Hidden shipwrecks around Australia
According to Australian Georgraphic, there are approximately 8,000 registered shipwrecks around the coast of Australia. Some of these wrecks date back as early as the 1600’s, and only a quarter have actually been found.
Any shipwreck in Australia that is 75 years or older is protected by the Historic Shipwrecks Act 1976. Australia was the first nation in the world to enact legislation that protects shipwrecks from commercial salvage, while also recognising their cultural significance.
Today we’re rediscovering some of the most famous shipwrecks in Australian history.
As the flagship of the First Fleet, HMS Sirius was vital to the first settlers in NSW, Australia. The ship was solely relied on to deliver communications between England and Australia, so when it sank in 1790, the impact on new settlers at Norfolk Island and Sydney Cove was significant.
HMS Sirius hit a coral reef off Slaughter Bay near Norfolk Island. The crew managed to make it to Norfolk Island, where they were stranded for over 12 months.
Perhaps one of the most infamous shipwrecks in Australia history, the demise of the Batavia includes tales of mutiny and murder. The Dutch ship hit the Morning Reef in the Abrolhos Islands off WA. 40 of the 322 people on board drowned, but the tragedy did not stop there.
Once ashore, some crew left in search for water. Jeronimus Cornelisz was charged with taking care of the remaining survivors, but instead, he manipulated other crewman to systematically murder any individual he believed was a threat to his reign.
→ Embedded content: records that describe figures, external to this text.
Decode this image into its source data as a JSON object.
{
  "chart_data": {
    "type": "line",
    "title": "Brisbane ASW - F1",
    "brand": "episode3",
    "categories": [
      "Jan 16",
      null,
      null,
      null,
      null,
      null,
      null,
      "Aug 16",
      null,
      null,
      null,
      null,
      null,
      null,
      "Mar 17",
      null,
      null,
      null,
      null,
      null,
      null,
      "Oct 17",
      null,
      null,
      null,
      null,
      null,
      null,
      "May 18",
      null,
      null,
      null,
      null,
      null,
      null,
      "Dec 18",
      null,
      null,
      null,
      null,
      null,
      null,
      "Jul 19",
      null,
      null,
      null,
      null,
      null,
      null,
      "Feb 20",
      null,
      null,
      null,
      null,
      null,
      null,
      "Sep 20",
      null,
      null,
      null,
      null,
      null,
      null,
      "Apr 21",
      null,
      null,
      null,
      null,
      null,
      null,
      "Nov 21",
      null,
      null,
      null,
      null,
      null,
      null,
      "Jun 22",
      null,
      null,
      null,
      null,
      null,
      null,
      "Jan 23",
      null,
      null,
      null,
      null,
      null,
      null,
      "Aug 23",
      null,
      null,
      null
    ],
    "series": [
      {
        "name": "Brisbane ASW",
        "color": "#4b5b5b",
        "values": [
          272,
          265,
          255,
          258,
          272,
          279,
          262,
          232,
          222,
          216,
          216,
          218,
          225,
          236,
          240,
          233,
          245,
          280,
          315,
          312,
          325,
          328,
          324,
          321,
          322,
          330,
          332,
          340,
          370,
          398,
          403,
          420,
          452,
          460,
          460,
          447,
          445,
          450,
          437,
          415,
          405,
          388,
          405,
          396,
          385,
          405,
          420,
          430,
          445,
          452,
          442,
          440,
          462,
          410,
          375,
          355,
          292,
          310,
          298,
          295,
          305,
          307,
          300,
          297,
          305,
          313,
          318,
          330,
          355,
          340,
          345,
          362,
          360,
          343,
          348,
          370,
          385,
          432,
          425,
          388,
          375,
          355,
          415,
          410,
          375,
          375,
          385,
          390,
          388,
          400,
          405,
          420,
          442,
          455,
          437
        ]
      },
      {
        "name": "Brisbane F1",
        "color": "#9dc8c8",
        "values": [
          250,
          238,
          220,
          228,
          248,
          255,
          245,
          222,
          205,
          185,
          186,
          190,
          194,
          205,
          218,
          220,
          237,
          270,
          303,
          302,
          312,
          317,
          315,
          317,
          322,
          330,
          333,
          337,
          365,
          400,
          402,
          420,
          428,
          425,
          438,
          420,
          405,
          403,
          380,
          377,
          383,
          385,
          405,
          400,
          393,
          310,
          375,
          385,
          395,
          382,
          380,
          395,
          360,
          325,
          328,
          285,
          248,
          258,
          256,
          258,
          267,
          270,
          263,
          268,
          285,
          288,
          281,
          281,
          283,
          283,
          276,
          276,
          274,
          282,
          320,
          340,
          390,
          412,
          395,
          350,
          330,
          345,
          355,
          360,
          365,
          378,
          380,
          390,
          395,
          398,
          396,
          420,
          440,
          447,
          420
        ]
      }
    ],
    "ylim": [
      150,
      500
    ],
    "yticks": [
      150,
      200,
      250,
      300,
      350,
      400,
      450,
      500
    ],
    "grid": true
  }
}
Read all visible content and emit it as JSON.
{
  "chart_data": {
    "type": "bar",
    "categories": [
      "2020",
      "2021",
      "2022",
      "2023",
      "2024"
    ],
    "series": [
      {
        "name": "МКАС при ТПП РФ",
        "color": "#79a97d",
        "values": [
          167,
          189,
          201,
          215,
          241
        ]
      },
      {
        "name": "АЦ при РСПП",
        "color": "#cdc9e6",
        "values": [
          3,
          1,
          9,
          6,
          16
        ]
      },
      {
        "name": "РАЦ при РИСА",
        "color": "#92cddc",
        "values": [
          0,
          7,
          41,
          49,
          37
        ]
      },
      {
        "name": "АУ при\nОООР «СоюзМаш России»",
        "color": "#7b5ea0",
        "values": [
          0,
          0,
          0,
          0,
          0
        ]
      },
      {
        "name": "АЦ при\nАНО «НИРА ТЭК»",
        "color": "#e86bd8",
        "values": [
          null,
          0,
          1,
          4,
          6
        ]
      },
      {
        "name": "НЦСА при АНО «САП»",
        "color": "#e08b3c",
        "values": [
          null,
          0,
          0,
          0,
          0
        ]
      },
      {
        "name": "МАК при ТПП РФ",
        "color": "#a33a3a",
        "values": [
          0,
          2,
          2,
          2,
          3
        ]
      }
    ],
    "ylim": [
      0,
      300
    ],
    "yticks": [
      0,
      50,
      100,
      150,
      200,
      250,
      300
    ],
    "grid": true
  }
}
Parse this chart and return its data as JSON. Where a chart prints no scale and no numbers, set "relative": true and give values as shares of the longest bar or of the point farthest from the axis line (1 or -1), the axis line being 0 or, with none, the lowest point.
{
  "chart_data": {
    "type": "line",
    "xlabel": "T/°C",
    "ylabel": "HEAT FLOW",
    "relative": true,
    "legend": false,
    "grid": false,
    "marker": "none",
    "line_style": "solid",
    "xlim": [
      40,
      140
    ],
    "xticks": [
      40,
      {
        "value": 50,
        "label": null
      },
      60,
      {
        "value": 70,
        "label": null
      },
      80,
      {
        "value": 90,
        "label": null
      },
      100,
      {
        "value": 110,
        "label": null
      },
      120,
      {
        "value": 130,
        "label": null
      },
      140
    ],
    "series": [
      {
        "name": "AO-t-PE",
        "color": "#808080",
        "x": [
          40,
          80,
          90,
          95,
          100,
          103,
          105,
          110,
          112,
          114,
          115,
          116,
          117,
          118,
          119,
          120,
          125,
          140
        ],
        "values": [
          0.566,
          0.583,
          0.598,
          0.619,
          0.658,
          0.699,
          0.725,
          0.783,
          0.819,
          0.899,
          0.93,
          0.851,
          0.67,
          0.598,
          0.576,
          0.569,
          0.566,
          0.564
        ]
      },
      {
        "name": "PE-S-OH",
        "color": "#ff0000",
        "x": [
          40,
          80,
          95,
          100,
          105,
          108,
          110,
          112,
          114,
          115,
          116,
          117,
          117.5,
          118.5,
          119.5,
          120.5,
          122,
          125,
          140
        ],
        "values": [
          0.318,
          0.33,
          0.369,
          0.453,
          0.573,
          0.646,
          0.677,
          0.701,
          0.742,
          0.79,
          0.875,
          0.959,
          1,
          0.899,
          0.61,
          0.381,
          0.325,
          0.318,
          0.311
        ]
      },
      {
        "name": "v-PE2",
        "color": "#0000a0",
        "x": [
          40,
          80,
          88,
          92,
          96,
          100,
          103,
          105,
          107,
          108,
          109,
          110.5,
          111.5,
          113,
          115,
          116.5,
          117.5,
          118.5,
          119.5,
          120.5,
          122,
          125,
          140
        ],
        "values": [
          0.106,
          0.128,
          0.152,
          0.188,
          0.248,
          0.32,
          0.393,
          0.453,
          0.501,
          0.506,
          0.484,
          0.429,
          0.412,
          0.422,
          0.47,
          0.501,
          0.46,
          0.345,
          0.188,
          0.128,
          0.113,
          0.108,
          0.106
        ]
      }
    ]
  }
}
Initially, the men killed under the guise of theft or some other infraction, then the killing simply became a means to satisfy the boredom of Cornelisz and his crew.
The M24 was a Japanese midget submarine, which sank after leaving Sydney 65 years ago. Mystery surrounds the wreck, as it was discovered North of Sydney when it should have been in waters South of Port Hacking.
Nobody has worked out what happened to the crew onboard, or why 2 scuttling charges remained unexploded onboard. The wreck itself was discovered by amateur divers, and is protected under the NSW Heritage Act 1977 and the Historic Shipwrecks Act 1976.
The M24 is currently monitored by surveillance systems in the water and onshore.
The 1878 Loch Ard shipwreck is considered one of the most famous wrecks in Victorian and Australian history. The ship itself was hauling household and luxury commercial goods from the UK, as well as 54 crew and passengers, when it sank.
Severe mist blocked visibility for the crew, who could not alter course in time to avoid the cliffs of Mutton Bird Island. Loch Ard sank and only 2 people survived – 18 year old Eva Carmichael and crew member Tom Pearce.
The Loch Ard shipwreck is difficult to explore due to treacherous coastline. However, it can be accessed when the weather is good.
The Hive was a convict transport ship, which wrecked off mainland Australia in 1835. It was the only ship to actually wreck while carrying convicts to Australia. Only 1 individual died in the wreck, a boatswain who drowned attempting to save the life of a young crewman, who eventually made it to shore safely.
The location of the shipwreck is now known as ‘Wreck Bay’, as it is home to another 14 wrecked ships.